In the study, incorporating more grass leys or spring cereals into the crop rotation inevitably resulted in a decline in food production, as high-yielding crops were replaced by less productive alternatives. While in certain cases, the additional benefits of these diversified systems may outweigh the loss of food production, there could be additional strategies to enhance productivity within these systems. For instance, integrating grazing animals into grass leys not only offers extra revenue streams but also potentially enhances soil structure and nutrient cycling.

The research team anticipated observing weed control benefits from adjusting the crop rotation, but these benefits did not consistently manifest in the simulations. It was expected that introducing crops with significantly different management techniques from typical winter cereals would lead to a decrease in weed abundance. This anticipation stemmed from the understanding that the management operations required for these alternative crops would favor a different weed community compared to the one adapted to winter cereals.

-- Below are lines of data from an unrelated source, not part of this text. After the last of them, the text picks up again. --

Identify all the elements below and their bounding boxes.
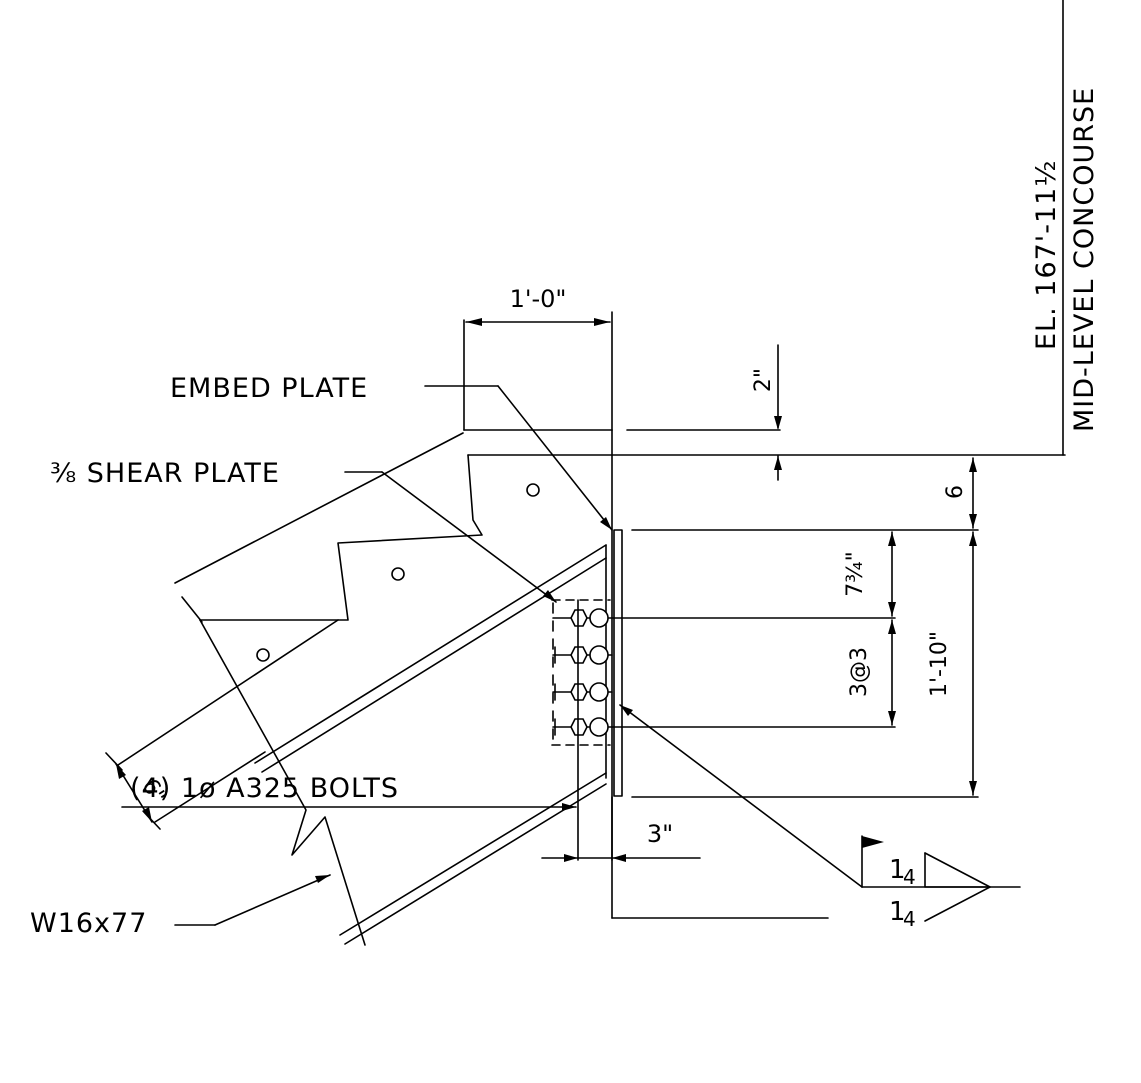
elevation-label: EL. 167'-11½ bbox=[1031, 160, 1062, 351]
dim-plate-height: 1'-10" bbox=[631, 531, 979, 798]
dim-bolt-spacing: 3@3 bbox=[611, 619, 896, 728]
dim-bolt-spacing-label: 3@3 bbox=[847, 647, 872, 697]
slab-hole bbox=[391, 567, 405, 581]
weld-length-top: 4 bbox=[903, 865, 916, 889]
beam-label: W16x77 bbox=[30, 908, 147, 939]
embed-plate-label: EMBED PLATE bbox=[170, 373, 368, 404]
weld-length-bottom: 4 bbox=[903, 907, 916, 931]
slab-section bbox=[117, 432, 540, 823]
slab-hole bbox=[526, 483, 540, 497]
dim-top-width: 1'-0" bbox=[465, 285, 613, 431]
leader-beam: W16x77 bbox=[30, 874, 331, 939]
dim-bolt-edge: 3" bbox=[541, 796, 701, 862]
dim-bolt-edge-label: 3" bbox=[647, 820, 673, 848]
bolt bbox=[552, 608, 613, 628]
weld-size-bottom: 1 bbox=[889, 897, 906, 927]
dim-top-offset: 2" bbox=[626, 344, 782, 481]
bolt bbox=[552, 682, 613, 702]
level-label: MID-LEVEL CONCOURSE bbox=[1069, 87, 1100, 432]
dim-top-width-label: 1'-0" bbox=[510, 285, 567, 313]
elevation-marker: EL. 167'-11½ MID-LEVEL CONCOURSE bbox=[1031, 0, 1100, 456]
bolt-group bbox=[552, 599, 613, 861]
dim-first-bolt: 7¾" bbox=[611, 531, 896, 619]
shear-plate bbox=[551, 599, 611, 746]
embed-plate bbox=[613, 529, 623, 797]
leader-embed-plate: EMBED PLATE bbox=[170, 373, 613, 531]
dim-first-bolt-label: 7¾" bbox=[843, 551, 868, 596]
weld-size-top: 1 bbox=[889, 855, 906, 885]
bolts-label: (4) 1ø A325 BOLTS bbox=[130, 773, 399, 804]
weld-symbol: 1 4 1 4 bbox=[619, 704, 1021, 931]
leader-bolts: (4) 1ø A325 BOLTS bbox=[121, 773, 577, 811]
dim-plate-height-label: 1'-10" bbox=[927, 631, 952, 697]
beam-w16x77 bbox=[181, 544, 607, 946]
dim-top-offset-label: 2" bbox=[751, 368, 776, 392]
slab-hole bbox=[256, 648, 270, 662]
bolt bbox=[552, 645, 613, 665]
dim-plate-top: 6 bbox=[631, 457, 979, 531]
shear-plate-label: ⅜ SHEAR PLATE bbox=[50, 458, 280, 489]
dim-plate-top-label: 6 bbox=[943, 485, 968, 499]
leader-shear-plate: ⅜ SHEAR PLATE bbox=[50, 458, 557, 603]
bolt bbox=[552, 717, 613, 737]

“Although we saw increased environmental risks related to herbicides used in spring crops, the benefits of spring crops in improving biodiversity in general are clear,” said Metcalfe. “For instance, overwinter stubbles from spring cropping provide conditions for the germination of crucial winter food sources for seed-eating birds. In addition, spring crops themselves can provide breeding habitats and food sources for farmland birds. It is therefore important to consider these trade-offs when implementing such a strategy on farm.” 

Overall, the study team hope that the modelling exercise will encourage more farmers to experiment with alternative weed control strategies.